Weirdly, you can’t crash into other players — which prevents us from using our patented ‘shunt’ method of cornering. It’s probably to reduce stress on the game’s netcode, or perhaps has something to do with how the game originally handled. You might actually battle more with the game’s AI than human opponents, but if you’re out to sample everything that Crash Team Racing Nitro-Fueled has to offer, online could be the place to do it. You’ll get to all the things Nitro-Fueled features far quicker if you’re not slogging through the tough-as-nails Adventure mode. Arcade also works for this, if you’re anti-social.
Crash Team Racing Nitro-Fueled Verdict
It’s Crash Bandicoot so you know it’s going to be a little tougher than the competition — mostly because the title’s difficulty and design comes directly from the late 1990s. Stacking up against Mario Kart 8 or the more recent Sonic Racing stable, track design is a little dated. But it’s also rather obvious that Crash Team Racing‘s acted as an inspiration in places as well.

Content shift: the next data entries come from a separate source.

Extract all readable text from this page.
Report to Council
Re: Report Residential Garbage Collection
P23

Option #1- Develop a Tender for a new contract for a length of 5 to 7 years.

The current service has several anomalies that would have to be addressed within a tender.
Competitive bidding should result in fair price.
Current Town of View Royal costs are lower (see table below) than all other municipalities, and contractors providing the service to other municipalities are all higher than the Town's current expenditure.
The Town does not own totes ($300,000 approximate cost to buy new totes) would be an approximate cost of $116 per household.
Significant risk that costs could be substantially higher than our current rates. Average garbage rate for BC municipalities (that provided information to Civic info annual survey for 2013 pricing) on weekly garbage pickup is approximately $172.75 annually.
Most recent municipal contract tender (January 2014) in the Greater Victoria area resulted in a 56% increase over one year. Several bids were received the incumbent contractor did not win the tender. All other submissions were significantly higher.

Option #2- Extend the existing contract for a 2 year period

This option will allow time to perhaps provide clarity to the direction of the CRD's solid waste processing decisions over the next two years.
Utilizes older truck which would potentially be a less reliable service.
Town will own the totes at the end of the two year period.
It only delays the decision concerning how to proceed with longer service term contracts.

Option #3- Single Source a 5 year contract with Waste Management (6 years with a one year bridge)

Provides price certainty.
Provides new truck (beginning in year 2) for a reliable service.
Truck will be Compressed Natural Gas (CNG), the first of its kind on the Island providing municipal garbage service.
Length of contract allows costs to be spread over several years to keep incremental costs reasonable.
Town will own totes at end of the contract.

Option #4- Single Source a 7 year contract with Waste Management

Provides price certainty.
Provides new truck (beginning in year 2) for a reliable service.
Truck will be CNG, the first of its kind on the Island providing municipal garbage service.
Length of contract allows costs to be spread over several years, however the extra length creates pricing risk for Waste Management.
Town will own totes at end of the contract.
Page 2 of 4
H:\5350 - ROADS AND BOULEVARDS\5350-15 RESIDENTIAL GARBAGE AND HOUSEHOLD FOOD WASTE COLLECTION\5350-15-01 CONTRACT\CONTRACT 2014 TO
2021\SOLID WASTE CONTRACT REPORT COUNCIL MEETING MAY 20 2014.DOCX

As for who should play Crash Team Racing Nitro-Fueled? Pretty much anyone with a head for 90s nostalgia, including all of the folks who played the recent Spyro and Crash Bandicoot remakes. If you’re hankering for prettier versions of the games that entertained you on the PlayStation One, Nitro-Fueled is another entry that has to be on your must-play list. Younger gamers, though, might find themselves bumping up against an old-school difficulty spike that’s too much to handle. Pity, though, as pushing past that point is very rewarding indeed.
Rather than a collection of jagged angles that require reflexes that aren't as sharp as they used to be, Crash Team Racing Nitro-Fueled is a gorgeous rendition of the game world we know and love. The devs have improved everything from visuals to lighting, dropping in customisation and online play to update this classic to something modern audiences may find a lot more palatable.